Incrociando le interviste e bilanciando le parole e scrutando le sfumature, beh, si può dire che quello di Matteo Salvini a Stefano Parisi, manager che si è candidato a dare una mano per creare il nuovo fronte liberale e popolare, sia un “ni”, sia un “parliamone”. E questa è la notizia, perché il resto del centrodestra, al netto di qualche malumore in Forza Italia, non ha molte alternative a vedere nel modello Milano e nel ruolo di federatore di Parisi l’unica via alla sua rifondazione liberale e popolare.
Silvio Berlusconi, poi, il suo “ok, il modello è giusto” l’ha già detto e fatto dire. Dunque, gli occhi erano e sono puntati su Salvini e sulla Lega salviniana, per qualla maroniana e zaiana è già più facile il tutto, cioè è più semplice il dialogo con il processo messo in modo da Parisi con la sua candidatura a Milano prima e con la sua discesa in campo poi.
Dicevamo Salvini. Ci starà? Guarderà altrove? Per il momento, sornione, il leader leghista dà due interviste con sfumature da cogliere.
L’intervista di oggi alla Stampa, giornale scelto da Parisi per la sua intervista-manifesto di giovedì 21 luglio, è titolata così: “Pronto ad ascoltare, vediamo se il progetto è compatibile con noi”. Dice Salvini: “Io sono curioso e ascolto tutti. Ma prima vorrei capire se i suoi progetti sono compatibili con i miei”.
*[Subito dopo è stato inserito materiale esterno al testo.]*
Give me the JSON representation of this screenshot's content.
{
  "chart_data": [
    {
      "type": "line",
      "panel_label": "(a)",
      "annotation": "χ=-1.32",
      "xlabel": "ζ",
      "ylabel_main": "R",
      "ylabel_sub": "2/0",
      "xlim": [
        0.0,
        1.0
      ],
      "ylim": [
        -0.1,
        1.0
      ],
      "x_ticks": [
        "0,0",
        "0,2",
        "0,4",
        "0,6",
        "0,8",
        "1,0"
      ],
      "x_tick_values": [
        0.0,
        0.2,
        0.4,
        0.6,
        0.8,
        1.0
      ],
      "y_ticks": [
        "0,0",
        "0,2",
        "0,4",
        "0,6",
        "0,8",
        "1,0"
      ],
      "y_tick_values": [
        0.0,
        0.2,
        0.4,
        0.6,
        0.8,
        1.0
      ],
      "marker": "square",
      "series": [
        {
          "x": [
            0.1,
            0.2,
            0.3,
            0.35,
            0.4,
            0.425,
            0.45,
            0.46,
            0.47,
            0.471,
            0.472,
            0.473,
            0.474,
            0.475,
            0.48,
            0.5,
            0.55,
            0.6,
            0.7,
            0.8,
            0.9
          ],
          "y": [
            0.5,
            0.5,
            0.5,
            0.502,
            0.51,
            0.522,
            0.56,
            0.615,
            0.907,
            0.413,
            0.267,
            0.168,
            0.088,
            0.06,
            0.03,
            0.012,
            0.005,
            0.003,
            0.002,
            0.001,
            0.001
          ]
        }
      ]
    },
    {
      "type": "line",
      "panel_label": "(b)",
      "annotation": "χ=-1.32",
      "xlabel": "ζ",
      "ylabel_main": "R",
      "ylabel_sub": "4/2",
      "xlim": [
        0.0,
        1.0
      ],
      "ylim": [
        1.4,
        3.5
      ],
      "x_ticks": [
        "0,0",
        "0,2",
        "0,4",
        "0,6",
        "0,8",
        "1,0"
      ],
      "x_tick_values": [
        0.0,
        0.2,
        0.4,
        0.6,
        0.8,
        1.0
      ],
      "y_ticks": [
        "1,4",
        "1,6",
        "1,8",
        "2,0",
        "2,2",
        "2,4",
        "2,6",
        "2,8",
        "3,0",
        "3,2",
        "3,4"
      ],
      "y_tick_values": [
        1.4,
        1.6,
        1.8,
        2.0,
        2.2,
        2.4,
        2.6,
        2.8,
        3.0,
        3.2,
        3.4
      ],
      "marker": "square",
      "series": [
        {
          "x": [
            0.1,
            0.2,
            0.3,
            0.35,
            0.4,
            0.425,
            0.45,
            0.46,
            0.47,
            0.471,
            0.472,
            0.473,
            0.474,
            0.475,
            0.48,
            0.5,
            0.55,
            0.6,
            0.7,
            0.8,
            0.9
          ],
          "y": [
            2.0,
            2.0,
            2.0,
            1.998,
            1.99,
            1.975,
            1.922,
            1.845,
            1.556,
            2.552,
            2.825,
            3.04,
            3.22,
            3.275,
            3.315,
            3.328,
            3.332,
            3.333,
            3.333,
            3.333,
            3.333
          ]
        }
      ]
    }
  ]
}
Traduzione: parliamone. Risultato: un buon inizio per Parisi e il suo progetto.
L’intervista di oggi a Repubblica, giornale che per linea editoriale predilige un centrodestra diviso e dunque più debole, è titolata così: “Salvini boccia il manager: ‘Modello perdente, non ci stiamo”. In realtà, dice Salvini: “… Se (Parisi, ndr) pensa di lanciare a settembre una convention con Casini, Alfano e Passera, no grazie…”. E sottolineo “se”.
Traduzione: dipende. Risultato, un inizio, nonostante il titolo, del dialogo con Parsi e il suo progetto.
Ps. E poi sul Foglio c’è Giuliano Ferrara, che con sano realismo trova una buona sintesi: “Parisi val bene una messa”.